Witzig, Fahrtenspiel reizt mich bisher so gar nicht. Ich muss schon einen Grund haben, wenn ich mich auspowern soll (selbst wenn der Grund einfach heißt, dass es auf meinem Trainingsplan steht und/oder die Trainerin am Rand zuguckt :D). Wenn ich allein für mich am Fluss entlang laufe, dann mach ich das im Wohlfühltempo oder eben im vorgegebenen Bereich.

Ich hab mal ein bisschen Fahrtspiel ausprobiert, aber sobald mir das zu anstrengend wurde, bin ich in einen gemütlichen Jogging-Trott verfallen :) (wenn aber auf dem Plan steht, ich soll 10 min in GA2 hoch laufen, dann mach ich das ganz brav, selbst wenn ich allein unterwegs bin *g* - ich bin übrigens Beamtin, merkt man's?)

Deshalb probier ich das jetzt einfach mal mit den Intervallen, versuche mich zu steigern ohne mir hinterher auf die Zunge zu treten, und gehe die Sache ansonsten möglichst entspannt an. Gemessen an meiner strukturierten Trainingserfahrung sind 2 Wochen ja noch eine lange Zeit ;-)

Ansonsten denk ich, dass für einen ersten Lauf und in Anbetracht der Tatsache, dass ich erst seit einem Jahr überhaupt ans Laufen denken kann, alles unter einer Stunde akzeptabel sein dürfte und versuche auch entsprechend entspannt an die Sache heranzugehen.

LG die Rose

Philorose, Laufen ist so

Philorose,

Laufen ist so kompliziert oder so einfach wie jeder einzelne Läufer es haben möchte. Mach dir keinen Kopf, als Anfänger musst du nicht extrem genau trainieren (auch wenn du möchtest, geht es auch gar nicht, weil man dafür sehr viele Referenzwerte und Erfahrung braucht, die ein Anfänger gar nicht haben kann). Ich glaube, für dich wäre es zu früh, um nach komplizierteren Tr-Methoden und -prinzipien zu trainieren. Der Spaß und die Vorfreude sollten jetzt im Vordergrund stehen.

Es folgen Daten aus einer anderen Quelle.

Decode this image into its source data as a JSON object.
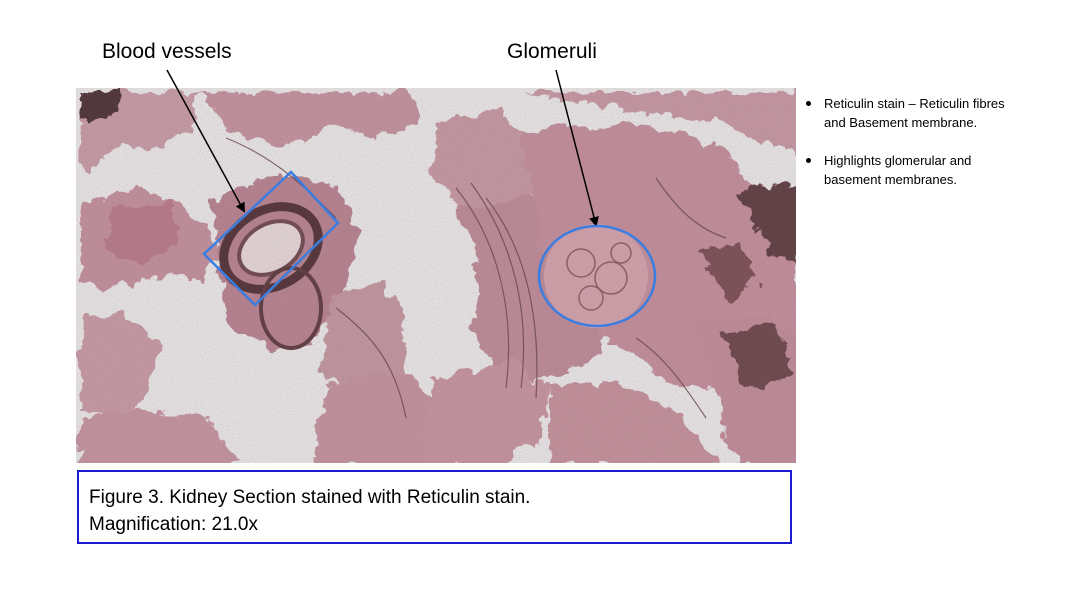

Kurz gesagt: jedes Intervall-Tr. wird dir jetzt helfen, ob ein bisschen schneller/länger/kürzer was auch immer. Der einzige Fehler, den du machen kannst, wäre zu viel zu wollen, zu schnelle oder zu viele Intervalle zu machen, so dass das Training zu einem Wettkampf wird, das wäre ein Fehler. Alles andere ist erlaubt.

1-2 leichte Intervalleinheite werden ein interessanter Reiz für dich vor dem WK sein, trotzdem werden sie dich nicht gleich in Gebreselaisse verwandeln. In 2 Wochen Training kann man sowieso nicht viel erreichen.

Viel Spaß!

*lach* - nachdem ich mir

*lach* - nachdem ich mir jetzt den ganzen Tag Gedanken über die Trainingsgestaltung gemacht habe, ist heute nach der ersten Runde die Verbindung zum Pulsgurt irgendwie abgegangen. Also hab ich jetzt dann doch rein nach Pace trainiert.

Ich hatte mir ja die 5:20 vorgenommen. Die erste Runde war ich zu schnell angegangen (5:06), weil ich zunächst nicht geschnallt hatte, dass die Pulsuhr bei der momentanen Pace einen Durchschnitt ca. der letzten Minute bildet...
dann 6 Intervalle wie geplant zwischen 5:20 und 5:30, und den letzten mit 5:04.

Die Trainerin fand aber interessanterweise so wie Du, Laufloser, dass ich die Intervalle zu schnell gelaufen sei. Ich fand das nicht - ich hatte voll Spaß und am Schluss ja auch noch Puste, um einen Zahn zuzulegen.

Danke für die Tipps!

wenn du intervalle bis 1000m

wenn du intervalle bis 1000m am ende noch beschleunigen kannst, bist du definitiv nicht zu schnell gelaufen, sondern genau richtig oder zu langsam. die letzten intervalle im tempo der vorigen sollten schwer sein...zumindest bei kurzen intervallen und dazu würde ich 600m zählen.